As the UK government negotiates a break up with the European Union, investors are likely to look for risk-off trades and gold will benefit as a safe-haven asset, according to Robin Tsui, ETF gold specialist at State Street Global Advisors.
“The uncertainties that Brexit brings to the financial markets include whether Scotland or Northern Ireland would want to be independent from the UK and rejoin the European Union. The role of gold becomes more important to investors, who are parking money in gold as a safe-haven asset,” Tsui told International Adviser's sister publication Fund Selector Asia.
Before Brexit, Tsui said the firm’s forecast for the price of gold price was $1,350 (£1,042, €1,222) by year-end. After Brexit, they have adjusted the forecast, based on one rate hike in 2016 in the US, to $1,450-$1,500 by year end.
“The uncertainties would depend on whether the UK and also the EU would be pushing more stimulus measures to stimulate growth.
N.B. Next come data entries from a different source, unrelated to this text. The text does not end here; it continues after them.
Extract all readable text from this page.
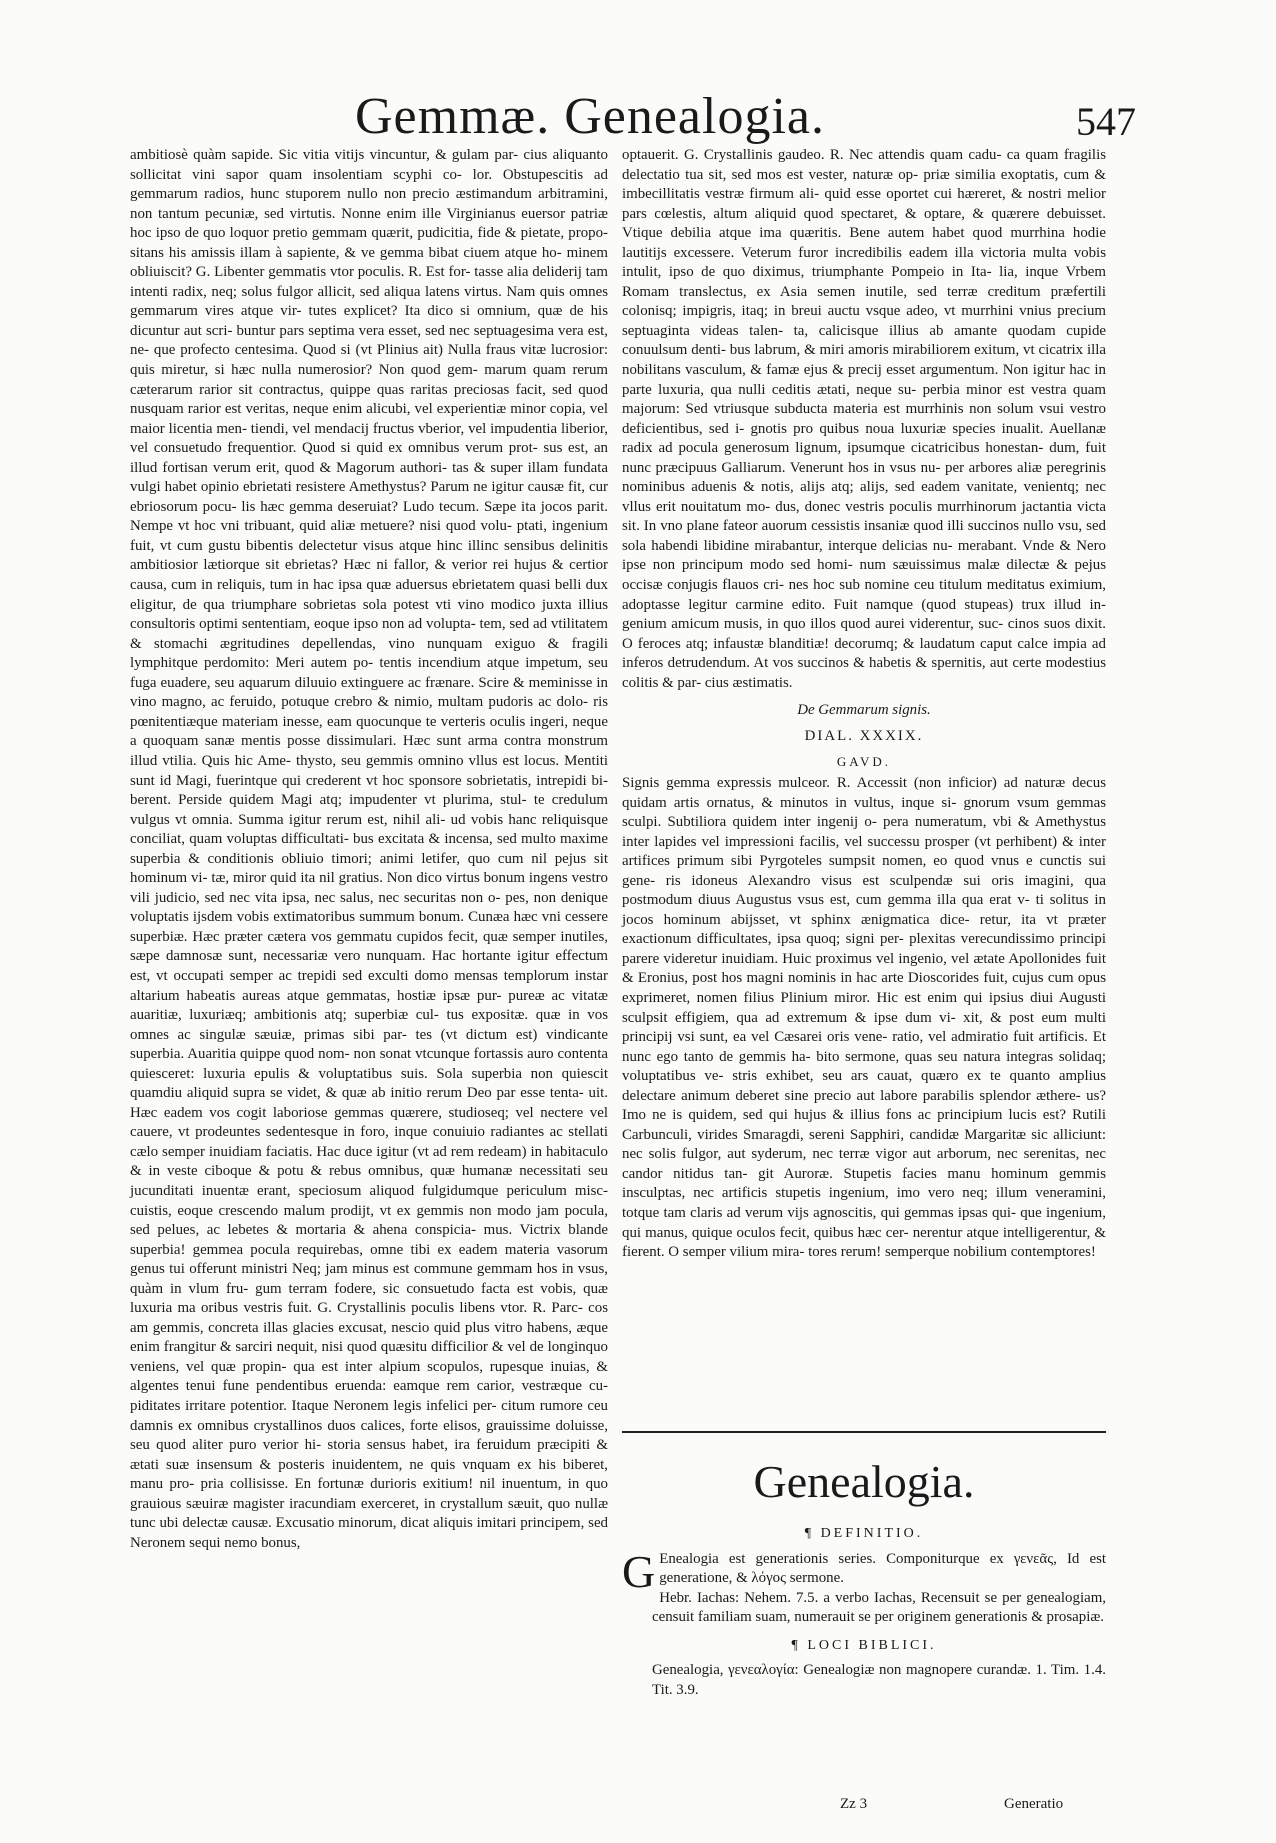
Gemmæ. Genealogia.	547

ambitiosè quàm sapide. Sic vitia vitijs vincuntur, & gulam par- cius aliquanto sollicitat vini sapor quam insolentiam scyphi co- lor. Obstupescitis ad gemmarum radios, hunc stuporem nullo non precio æstimandum arbitramini, non tantum pecuniæ, sed virtutis. Nonne enim ille Virginianus euersor patriæ hoc ipso de quo loquor pretio gemmam quærit, pudicitia, fide & pietate, propo- sitans his amissis illam à sapiente, & ve gemma bibat ciuem atque ho- minem obliuiscit? G. Libenter gemmatis vtor poculis. R. Est for- tasse alia deliderij tam intenti radix, neq; solus fulgor allicit, sed aliqua latens virtus. Nam quis omnes gemmarum vires atque vir- tutes explicet? Ita dico si omnium, quæ de his dicuntur aut scri- buntur pars septima vera esset, sed nec septuagesima vera est, ne- que profecto centesima. Quod si (vt Plinius ait) Nulla fraus vitæ lucrosior: quis miretur, si hæc nulla numerosior? Non quod gem- marum quam rerum cæterarum rarior sit contractus, quippe quas raritas preciosas facit, sed quod nusquam rarior est veritas, neque enim alicubi, vel experientiæ minor copia, vel maior licentia men- tiendi, vel mendacij fructus vberior, vel impudentia liberior, vel consuetudo frequentior. Quod si quid ex omnibus verum prot- sus est, an illud fortisan verum erit, quod & Magorum authori- tas & super illam fundata vulgi habet opinio ebrietati resistere Amethystus? Parum ne igitur causæ fit, cur ebriosorum pocu- lis hæc gemma deseruiat? Ludo tecum. Sæpe ita jocos parit. Nempe vt hoc vni tribuant, quid aliæ metuere? nisi quod volu- ptati, ingenium fuit, vt cum gustu bibentis delectetur visus atque hinc illinc sensibus delinitis ambitiosior lætiorque sit ebrietas? Hæc ni fallor, & verior rei hujus & certior causa, cum in reliquis, tum in hac ipsa quæ aduersus ebrietatem quasi belli dux eligitur, de qua triumphare sobrietas sola potest vti vino modico juxta illius consultoris optimi sententiam, eoque ipso non ad volupta- tem, sed ad vtilitatem & stomachi ægritudines depellendas, vino nunquam exiguo & fragili lymphitque perdomito: Meri autem po- tentis incendium atque impetum, seu fuga euadere, seu aquarum diluuio extinguere ac frænare. Scire & meminisse in vino magno, ac feruido, potuque crebro & nimio, multam pudoris ac dolo- ris pœnitentiæque materiam inesse, eam quocunque te verteris oculis ingeri, neque a quoquam sanæ mentis posse dissimulari. Hæc sunt arma contra monstrum illud vtilia. Quis hic Ame- thysto, seu gemmis omnino vllus est locus. Mentiti sunt id Magi, fuerintque qui crederent vt hoc sponsore sobrietatis, intrepidi bi- berent. Perside quidem Magi atq; impudenter vt plurima, stul- te credulum vulgus vt omnia. Summa igitur rerum est, nihil ali- ud vobis hanc reliquisque conciliat, quam voluptas difficultati- bus excitata & incensa, sed multo maxime superbia & conditionis obliuio timori; animi letifer, quo cum nil pejus sit hominum vi- tæ, miror quid ita nil gratius. Non dico virtus bonum ingens vestro vili judicio, sed nec vita ipsa, nec salus, nec securitas non o- pes, non denique voluptatis ijsdem vobis extimatoribus summum bonum. Cunæa hæc vni cessere superbiæ. Hæc præter cætera vos gemmatu cupidos fecit, quæ semper inutiles, sæpe damnosæ sunt, necessariæ vero nunquam. Hac hortante igitur effectum est, vt occupati semper ac trepidi sed exculti domo mensas templorum instar altarium habeatis aureas atque gemmatas, hostiæ ipsæ pur- pureæ ac vitatæ auaritiæ, luxuriæq; ambitionis atq; superbiæ cul- tus expositæ. quæ in vos omnes ac singulæ sæuiæ, primas sibi par- tes (vt dictum est) vindicante superbia. Auaritia quippe quod nom- non sonat vtcunque fortassis auro contenta quiesceret: luxuria epulis & voluptatibus suis. Sola superbia non quiescit quamdiu aliquid supra se videt, & quæ ab initio rerum Deo par esse tenta- uit. Hæc eadem vos cogit laboriose gemmas quærere, studioseq; vel nectere vel cauere, vt prodeuntes sedentesque in foro, inque conuiuio radiantes ac stellati cælo semper inuidiam faciatis. Hac duce igitur (vt ad rem redeam) in habitaculo & in veste ciboque & potu & rebus omnibus, quæ humanæ necessitati seu jucunditati inuentæ erant, speciosum aliquod fulgidumque periculum misc- cuistis, eoque crescendo malum prodijt, vt ex gemmis non modo jam pocula, sed pelues, ac lebetes & mortaria & ahena conspicia- mus. Victrix blande superbia! gemmea pocula requirebas, omne tibi ex eadem materia vasorum genus tui offerunt ministri Neq; jam minus est commune gemmam hos in vsus, quàm in vlum fru- gum terram fodere, sic consuetudo facta est vobis, quæ luxuria ma oribus vestris fuit. G. Crystallinis poculis libens vtor. R. Parc- cos am gemmis, concreta illas glacies excusat, nescio quid plus vitro habens, æque enim frangitur & sarciri nequit, nisi quod quæsitu difficilior & vel de longinquo veniens, vel quæ propin- qua est inter alpium scopulos, rupesque inuias, & algentes tenui fune pendentibus eruenda: eamque rem carior, vestræque cu- piditates irritare potentior. Itaque Neronem legis infelici per- citum rumore ceu damnis ex omnibus crystallinos duos calices, forte elisos, grauissime doluisse, seu quod aliter puro verior hi- storia sensus habet, ira feruidum præcipiti & ætati suæ insensum & posteris inuidentem, ne quis vnquam ex his biberet, manu pro- pria collisisse. En fortunæ durioris exitium! nil inuentum, in quo grauious sæuiræ magister iracundiam exerceret, in crystallum sæuit, quo nullæ tunc ubi delectæ causæ. Excusatio minorum, dicat aliquis imitari principem, sed Neronem sequi nemo bonus,

optauerit. G. Crystallinis gaudeo. R. Nec attendis quam cadu- ca quam fragilis delectatio tua sit, sed mos est vester, naturæ op- priæ similia exoptatis, cum & imbecillitatis vestræ firmum ali- quid esse oportet cui hæreret, & nostri melior pars cœlestis, altum aliquid quod spectaret, & optare, & quærere debuisset. Vtique debilia atque ima quæritis. Bene autem habet quod murrhina hodie lautitijs excessere. Veterum furor incredibilis eadem illa victoria multa vobis intulit, ipso de quo diximus, triumphante Pompeio in Ita- lia, inque Vrbem Romam translectus, ex Asia semen inutile, sed terræ creditum præfertili colonisq; impigris, itaq; in breui auctu vsque adeo, vt murrhini vnius precium septuaginta videas talen- ta, calicisque illius ab amante quodam cupide conuulsum denti- bus labrum, & miri amoris mirabiliorem exitum, vt cicatrix illa nobilitans vasculum, & famæ ejus & precij esset argumentum. Non igitur hac in parte luxuria, qua nulli ceditis ætati, neque su- perbia minor est vestra quam majorum: Sed vtriusque subducta materia est murrhinis non solum vsui vestro deficientibus, sed i- gnotis pro quibus noua luxuriæ species inualit. Auellanæ radix ad pocula generosum lignum, ipsumque cicatricibus honestan- dum, fuit nunc præcipuus Galliarum. Venerunt hos in vsus nu- per arbores aliæ peregrinis nominibus aduenis & notis, alijs atq; alijs, sed eadem vanitate, venientq; nec vllus erit nouitatum mo- dus, donec vestris poculis murrhinorum jactantia victa sit. In vno plane fateor auorum cessistis insaniæ quod illi succinos nullo vsu, sed sola habendi libidine mirabantur, interque delicias nu- merabant. Vnde & Nero ipse non principum modo sed homi- num sæuissimus malæ dilectæ & pejus occisæ conjugis flauos cri- nes hoc sub nomine ceu titulum meditatus eximium, adoptasse legitur carmine edito. Fuit namque (quod stupeas) trux illud in- genium amicum musis, in quo illos quod aurei viderentur, suc- cinos suos dixit. O feroces atq; infaustæ blanditiæ! decorumq; & laudatum caput calce impia ad inferos detrudendum. At vos succinos & habetis & spernitis, aut certe modestius colitis & par- cius æstimatis.

De Gemmarum signis.
DIAL. XXXIX.
GAVD.

Signis gemma expressis mulceor. R. Accessit (non inficior) ad naturæ decus quidam artis ornatus, & minutos in vultus, inque si- gnorum vsum gemmas sculpi. Subtiliora quidem inter ingenij o- pera numeratum, vbi & Amethystus inter lapides vel impressioni facilis, vel successu prosper (vt perhibent) & inter artifices primum sibi Pyrgoteles sumpsit nomen, eo quod vnus e cunctis sui gene- ris idoneus Alexandro visus est sculpendæ sui oris imagini, qua postmodum diuus Augustus vsus est, cum gemma illa qua erat v- ti solitus in jocos hominum abijsset, vt sphinx ænigmatica dice- retur, ita vt præter exactionum difficultates, ipsa quoq; signi per- plexitas verecundissimo principi parere videretur inuidiam. Huic proximus vel ingenio, vel ætate Apollonides fuit & Eronius, post hos magni nominis in hac arte Dioscorides fuit, cujus cum opus exprimeret, nomen filius Plinium miror. Hic est enim qui ipsius diui Augusti sculpsit effigiem, qua ad extremum & ipse dum vi- xit, & post eum multi principij vsi sunt, ea vel Cæsarei oris vene- ratio, vel admiratio fuit artificis. Et nunc ego tanto de gemmis ha- bito sermone, quas seu natura integras solidaq; voluptatibus ve- stris exhibet, seu ars cauat, quæro ex te quanto amplius delectare animum deberet sine precio aut labore parabilis splendor æthere- us? Imo ne is quidem, sed qui hujus & illius fons ac principium lucis est? Rutili Carbunculi, virides Smaragdi, sereni Sapphiri, candidæ Margaritæ sic alliciunt: nec solis fulgor, aut syderum, nec terræ vigor aut arborum, nec serenitas, nec candor nitidus tan- git Auroræ. Stupetis facies manu hominum gemmis insculptas, nec artificis stupetis ingenium, imo vero neq; illum veneramini, totque tam claris ad verum vijs agnoscitis, qui gemmas ipsas qui- que ingenium, qui manus, quique oculos fecit, quibus hæc cer- nerentur atque intelligerentur, & fierent. O semper vilium mira- tores rerum! semperque nobilium contemptores!

Genealogia.
¶ DEFINITIO.

G Enealogia est generationis series. Componiturque ex γενεᾶς, Id est generatione, & λόγος sermone.

Hebr. Iachas: Nehem. 7.5. a verbo Iachas, Recensuit se per genealogiam, censuit familiam suam, numerauit se per originem generationis & prosapiæ.

¶ LOCI BIBLICI.

Genealogia, γενεαλογία: Genealogiæ non magnopere curandæ. 1. Tim. 1.4. Tit. 3.9.

Zz 3	Generatio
We think this is possible, as they want to drive growth in their respective markets. If that happens, that would be positive for gold because if currencies in Europe depreciate, investors could buy gold as an alternative liquid currency in the coming months. At least until the UK government comes out with feasible solutions to tackle the situation going forward.”
“If you look at this year, the biggest driver for the gold price is the US dollar."
With $14trn in global sovereign debt already paying negative interest, gold will become more relevant to portfolio managers looking to replace negative yielding bonds with gold, he said.
The net flows into global gold ETFs have been quite positive and substantial, he said.
In the first half, on a global basis, the net inflows into gold ETFs amounted to $13bn, while during the first six months of 2009, the figure was $11bn, he said.
Tsui said net capital flows into his firm’s gold ETFs are currently up 48% from 1 January. After Brexit, net inflows into the SSGA Gold Share ETF increased by $1.6bn in one week.
“It gives you the impression that investors are very worried about the current state of the global economy.”
He said it is possible that gold prices could reach $1800 in five years. “We don’t want to see a big rally, like what had happened in 2009 when the gold price increased to $1900 from $800. We want to see a gradual increase such as $100 per year. We want to see a fundamental increase, not an increase driven by hot money.”
Gold – dollar link
The US dollar also plays a role in supporting the price of gold, he said.
“If you look at this year, the biggest driver for the gold price is the US dollar. If there are more rate hikes, the US dollar would rise. The dollar has not been that strong this year compared to the past three-to-four years. If it goes down, that would be positive for gold as it would be cheaper for investors to buy gold to hedge their exposure.”
“We won’t be surprised if net inflows into gold share ETFs would be higher than that in 2009. If the pattern continues, it will be a record year.”
The SSGA-SPDR Gold Share ETF has been rising since the start of 2016.